Lors de son mandat de décembre 2012 à septembre 2020, le Premier ministre de l'époque a ainsi rencontré à plus de 20 reprises le président russe. En nouant toujours davantage de liens économiques et diplomatiques, il escomptait faire avancer ce dossier, mais aucune percée significative n'a pu être faite. Le ton restait toutefois cordial et l'espoir était encore permis à Tokyo. Mais depuis l'entrée en guerre de la Russie en Ukraine, tous ces efforts semblent avoir été anéantis.
Sanctions japonaises, réactions russes immédiates
En privilégiant d'habitude le maintien des relations et l'amélioration des liens économiques entre pays, la politique étrangère japonaise est restée arrimée pendant la majeure partie de la période d'après-guerre à une sorte de retenue lors de conflits.
Au-delà de son propre renoncement à la guerre offensive, établi dans sa Constitution après sa défaite en 1945, le Japon se contente souvent d'appels au dialogue entre belligérants, sans vraiment choisir de camp.
Très proche allié des Etats-Unis et dépendant d'eux pour sa sécurité, Tokyo ne semble cette fois pas avoir eu véritablement le choix. Face à l'unanimité des membres du G7, il a également condamné l'invasion de l'Ukraine comme "une grave violation du droit international" et s'est joint ensuite aux autres pays occidentaux pour imposer des sanctions économiques à la Russie (gels des avoirs appartenant à ses dirigeants et à la banque centrale, exclusion de nombreuses banques russes du système Swift, limitation drastique des exportations, entre autres).

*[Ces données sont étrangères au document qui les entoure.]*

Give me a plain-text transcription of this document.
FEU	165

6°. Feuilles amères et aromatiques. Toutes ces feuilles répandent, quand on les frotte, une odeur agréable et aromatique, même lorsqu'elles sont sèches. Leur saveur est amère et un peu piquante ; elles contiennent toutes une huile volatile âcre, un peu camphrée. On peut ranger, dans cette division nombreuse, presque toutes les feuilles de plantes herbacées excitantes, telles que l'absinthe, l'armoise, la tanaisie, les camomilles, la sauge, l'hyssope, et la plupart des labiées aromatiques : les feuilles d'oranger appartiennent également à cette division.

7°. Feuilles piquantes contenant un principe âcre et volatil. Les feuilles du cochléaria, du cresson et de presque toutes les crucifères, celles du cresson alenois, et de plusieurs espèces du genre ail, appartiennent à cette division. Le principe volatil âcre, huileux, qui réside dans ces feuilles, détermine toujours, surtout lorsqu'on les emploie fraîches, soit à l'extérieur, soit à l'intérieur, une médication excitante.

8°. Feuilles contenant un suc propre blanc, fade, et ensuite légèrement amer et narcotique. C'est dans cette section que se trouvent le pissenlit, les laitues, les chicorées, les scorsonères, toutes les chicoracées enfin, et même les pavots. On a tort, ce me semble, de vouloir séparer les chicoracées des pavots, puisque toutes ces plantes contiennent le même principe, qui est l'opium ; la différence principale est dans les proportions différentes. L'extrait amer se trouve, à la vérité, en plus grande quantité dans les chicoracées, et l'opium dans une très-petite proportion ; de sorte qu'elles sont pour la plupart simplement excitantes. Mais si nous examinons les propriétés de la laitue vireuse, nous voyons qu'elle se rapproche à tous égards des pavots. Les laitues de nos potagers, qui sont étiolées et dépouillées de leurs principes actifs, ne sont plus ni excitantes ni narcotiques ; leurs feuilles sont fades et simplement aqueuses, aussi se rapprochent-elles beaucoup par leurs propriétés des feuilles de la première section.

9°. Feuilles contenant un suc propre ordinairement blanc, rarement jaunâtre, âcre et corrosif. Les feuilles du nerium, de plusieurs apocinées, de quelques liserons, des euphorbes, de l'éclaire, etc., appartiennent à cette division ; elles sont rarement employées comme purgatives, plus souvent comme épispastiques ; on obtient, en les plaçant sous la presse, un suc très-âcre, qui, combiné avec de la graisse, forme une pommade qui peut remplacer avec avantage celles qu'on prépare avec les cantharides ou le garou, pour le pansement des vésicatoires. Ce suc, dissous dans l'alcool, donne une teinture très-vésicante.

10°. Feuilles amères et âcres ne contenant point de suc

En réponse, la Russie a ajouté le Japon à sa liste de "pays hostiles" mais elle ne s'est pas arrêtée là. Le 21 mars, elle a décidé d'abandonner unilatéralement les négociations pour des accords de paix et, de facto, d'enterrer la question des Kouriles, en précisant que les voyages sans visa ne seraient plus permis, empêchant ainsi aux anciens résidents japonais de visiter ces îles.
Le Kremlin est allé encore plus loin le vendredi 22 mars, le Commandement stratégique opérationnel Est russe déclarant conduire des exercices militaires dans les îles Kouriles avec plus de 3000 soldats et des centaines de pièces d'équipement militaire.

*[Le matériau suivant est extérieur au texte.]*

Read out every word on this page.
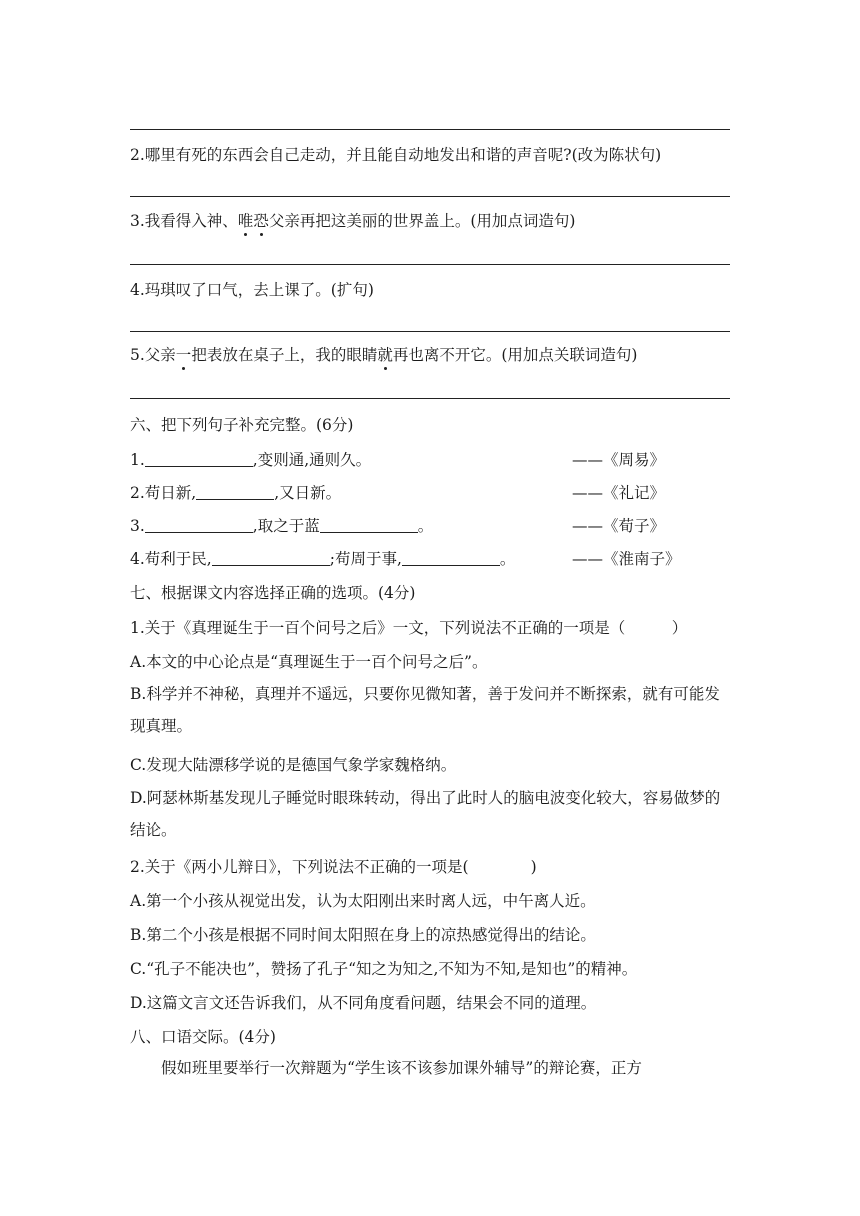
2.哪里有死的东西会自己走动，并且能自动地发出和谐的声音呢?(改为陈状句)
3.我看得入神、唯恐父亲再把这美丽的世界盖上。(用加点词造句)
4.玛琪叹了口气，去上课了。(扩句)
5.父亲一把表放在桌子上，我的眼睛就再也离不开它。(用加点关联词造句)
六、把下列句子补充完整。(6分)
1.	,变则通,通则久。	——《周易》
2.苟日新,	,又日新。	——《礼记》
3.	,取之于蓝	。	——《荀子》
4.苟利于民,	;苟周于事,	。	——《淮南子》
七、根据课文内容选择正确的选项。(4分)
1.关于《真理诞生于一百个问号之后》一文，下列说法不正确的一项是（　　　）
A.本文的中心论点是“真理诞生于一百个问号之后”。
B.科学并不神秘，真理并不遥远，只要你见微知著，善于发问并不断探索，就有可能发现真理。
C.发现大陆漂移学说的是德国气象学家魏格纳。
D.阿瑟林斯基发现儿子睡觉时眼珠转动，得出了此时人的脑电波变化较大，容易做梦的结论。
2.关于《两小儿辩日》，下列说法不正确的一项是(　　　　)
A.第一个小孩从视觉出发，认为太阳刚出来时离人远，中午离人近。
B.第二个小孩是根据不同时间太阳照在身上的凉热感觉得出的结论。
C.“孔子不能决也”，赞扬了孔子“知之为知之,不知为不知,是知也”的精神。
D.这篇文言文还告诉我们，从不同角度看问题，结果会不同的道理。
八、口语交际。(4分)
假如班里要举行一次辩题为“学生该不该参加课外辅导”的辩论赛，正方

>> Lire à ce propos : Exercices militaires russes sur les îles Kouriles, revendiquées par le Japon
Le 22 mars, le Premier ministre Fumio Kishida a qualifié devant le Parlement japonais le retrait des négociations de paix "d'injuste et d'absolument inacceptable", estimant que les relations nippo-russes et l'invasion de l'Ukraine devaient être traitées séparément. Shigeo Yamada, ministre des Affaires étrangères, a jugé de son côté que ces sanctions économiques étaient inévitables puisque les actions de la Russie "violaient le droit international."

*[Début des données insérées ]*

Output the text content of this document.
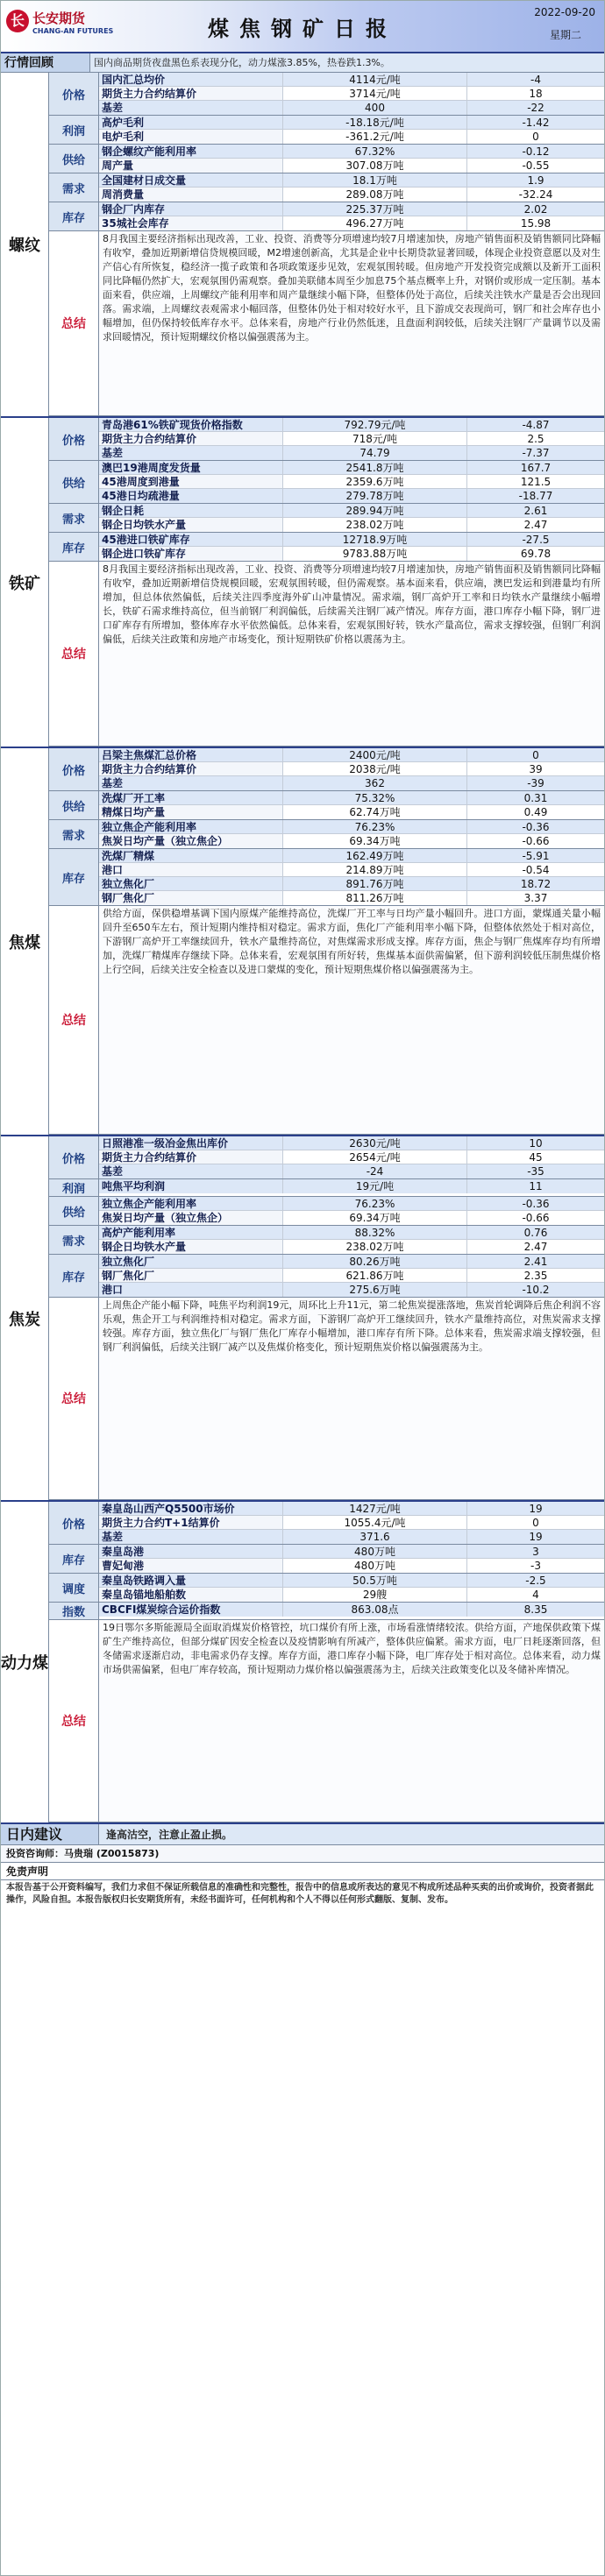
长 长安期货
CHANG-AN FUTURES	煤焦钢矿日报
2022-09-20
星期二
行情回顾	国内商品期货夜盘黑色系表现分化，动力煤涨3.85%，热卷跌1.3%。
螺纹
价格
国内汇总均价	4114元/吨	-4
期货主力合约结算价	3714元/吨	18
基差	400	-22
利润
高炉毛利	-18.18元/吨	-1.42
电炉毛利	-361.2元/吨	0
供给
钢企螺纹产能利用率	67.32%	-0.12
周产量	307.08万吨	-0.55
需求
全国建材日成交量	18.1万吨	1.9
周消费量	289.08万吨	-32.24
库存
钢企厂内库存	225.37万吨	2.02
35城社会库存	496.27万吨	15.98
总结
8月我国主要经济指标出现改善，工业、投资、消费等分项增速均较7月增速加快，房地产销售面积及销售额同比降幅有收窄，叠加近期新增信贷规模回暖，M2增速创新高，尤其是企业中长期贷款显著回暖，体现企业投资意愿以及对生产信心有所恢复，稳经济一揽子政策和各项政策逐步见效，宏观氛围转暖。但房地产开发投资完成额以及新开工面积同比降幅仍然扩大，宏观氛围仍需观察。叠加美联储本周至少加息75个基点概率上升，对钢价或形成一定压制。基本面来看，供应端，上周螺纹产能利用率和周产量继续小幅下降，但整体仍处于高位，后续关注铁水产量是否会出现回落。需求端，上周螺纹表观需求小幅回落，但整体仍处于相对较好水平，且下游成交表现尚可，钢厂和社会库存也小幅增加，但仍保持较低库存水平。总体来看，房地产行业仍然低迷，且盘面利润较低，后续关注钢厂产量调节以及需求回暖情况，预计短期螺纹价格以偏强震荡为主。
铁矿
价格
青岛港61%铁矿现货价格指数	792.79元/吨	-4.87
期货主力合约结算价	718元/吨	2.5
基差	74.79	-7.37
供给
澳巴19港周度发货量	2541.8万吨	167.7
45港周度到港量	2359.6万吨	121.5
45港日均疏港量	279.78万吨	-18.77
需求
钢企日耗	289.94万吨	2.61
钢企日均铁水产量	238.02万吨	2.47
库存
45港进口铁矿库存	12718.9万吨	-27.5
钢企进口铁矿库存	9783.88万吨	69.78
总结
8月我国主要经济指标出现改善，工业、投资、消费等分项增速均较7月增速加快，房地产销售面积及销售额同比降幅有收窄，叠加近期新增信贷规模回暖，宏观氛围转暖，但仍需观察。基本面来看，供应端，澳巴发运和到港量均有所增加，但总体依然偏低，后续关注四季度海外矿山冲量情况。需求端，钢厂高炉开工率和日均铁水产量继续小幅增长，铁矿石需求维持高位，但当前钢厂利润偏低，后续需关注钢厂减产情况。库存方面，港口库存小幅下降，钢厂进口矿库存有所增加，整体库存水平依然偏低。总体来看，宏观氛围好转，铁水产量高位，需求支撑较强，但钢厂利润偏低，后续关注政策和房地产市场变化，预计短期铁矿价格以震荡为主。
焦煤
价格
吕梁主焦煤汇总价格	2400元/吨	0
期货主力合约结算价	2038元/吨	39
基差	362	-39
供给
洗煤厂开工率	75.32%	0.31
精煤日均产量	62.74万吨	0.49
需求
独立焦企产能利用率	76.23%	-0.36
焦炭日均产量（独立焦企）	69.34万吨	-0.66
库存
洗煤厂精煤	162.49万吨	-5.91
港口	214.89万吨	-0.54
独立焦化厂	891.76万吨	18.72
钢厂焦化厂	811.26万吨	3.37
总结
供给方面，保供稳增基调下国内原煤产能维持高位，洗煤厂开工率与日均产量小幅回升。进口方面，蒙煤通关量小幅回升至650车左右，预计短期内维持相对稳定。需求方面，焦化厂产能利用率小幅下降，但整体依然处于相对高位，下游钢厂高炉开工率继续回升，铁水产量维持高位，对焦煤需求形成支撑。库存方面，焦企与钢厂焦煤库存均有所增加，洗煤厂精煤库存继续下降。总体来看，宏观氛围有所好转，焦煤基本面供需偏紧，但下游利润较低压制焦煤价格上行空间，后续关注安全检查以及进口蒙煤的变化，预计短期焦煤价格以偏强震荡为主。
焦炭
价格
日照港准一级冶金焦出库价	2630元/吨	10
期货主力合约结算价	2654元/吨	45
基差	-24	-35
利润	吨焦平均利润	19元/吨	11
供给
独立焦企产能利用率	76.23%	-0.36
焦炭日均产量（独立焦企）	69.34万吨	-0.66
需求
高炉产能利用率	88.32%	0.76
钢企日均铁水产量	238.02万吨	2.47
库存
独立焦化厂	80.26万吨	2.41
钢厂焦化厂	621.86万吨	2.35
港口	275.6万吨	-10.2
总结
上周焦企产能小幅下降，吨焦平均利润19元，周环比上升11元，第二轮焦炭提涨落地，焦炭首轮调降后焦企利润不容乐观，焦企开工与利润维持相对稳定。需求方面，下游钢厂高炉开工继续回升，铁水产量维持高位，对焦炭需求支撑较强。库存方面，独立焦化厂与钢厂焦化厂库存小幅增加，港口库存有所下降。总体来看，焦炭需求端支撑较强，但钢厂利润偏低，后续关注钢厂减产以及焦煤价格变化，预计短期焦炭价格以偏强震荡为主。
动力煤
价格
秦皇岛山西产Q5500市场价	1427元/吨	19
期货主力合约T+1结算价	1055.4元/吨	0
基差	371.6	19
库存
秦皇岛港	480万吨	3
曹妃甸港	480万吨	-3
调度
秦皇岛铁路调入量	50.5万吨	-2.5
秦皇岛锚地船舶数	29艘	4
指数	CBCFI煤炭综合运价指数	863.08点	8.35
总结
19日鄂尔多斯能源局全面取消煤炭价格管控，坑口煤价有所上涨，市场看涨情绪较浓。供给方面，产地保供政策下煤矿生产维持高位，但部分煤矿因安全检查以及疫情影响有所减产，整体供应偏紧。需求方面，电厂日耗逐渐回落，但冬储需求逐渐启动，非电需求仍存支撑。库存方面，港口库存小幅下降，电厂库存处于相对高位。总体来看，动力煤市场供需偏紧，但电厂库存较高，预计短期动力煤价格以偏强震荡为主，后续关注政策变化以及冬储补库情况。
日内建议	逢高沽空，注意止盈止损。
投资咨询师：马贵瑞 (Z0015873)
免责声明
本报告基于公开资料编写，我们力求但不保证所载信息的准确性和完整性，报告中的信息或所表达的意见不构成所述品种买卖的出价或询价，投资者据此操作，风险自担。本报告版权归长安期货所有，未经书面许可，任何机构和个人不得以任何形式翻版、复制、发布。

Jeudi, Kyodo News a pu confirmer la dégradation sans précédent depuis des décennies des relations diplomatiques russo-japonaises. L'agence de presse japonaise a pu consulter une première version du "livre bleu", un rapport de politique étrangère publié chaque année. Dans celle-ci, le Japon décrit à nouveau les îles Kouriles comme "une occupation illégale", une première depuis 2003. Il est ajouté dans le document que ces îles font partie "inhérente" du territoire japonais, des mots qui étaient absents depuis l'édition 2011 et qui confirment la fin d'une politique de conciliation sur ce dossier. Le livre bleu doit être publié à la fin du mois d'avril, après avoir obtenu l'approbation du Cabinet du Premier ministre.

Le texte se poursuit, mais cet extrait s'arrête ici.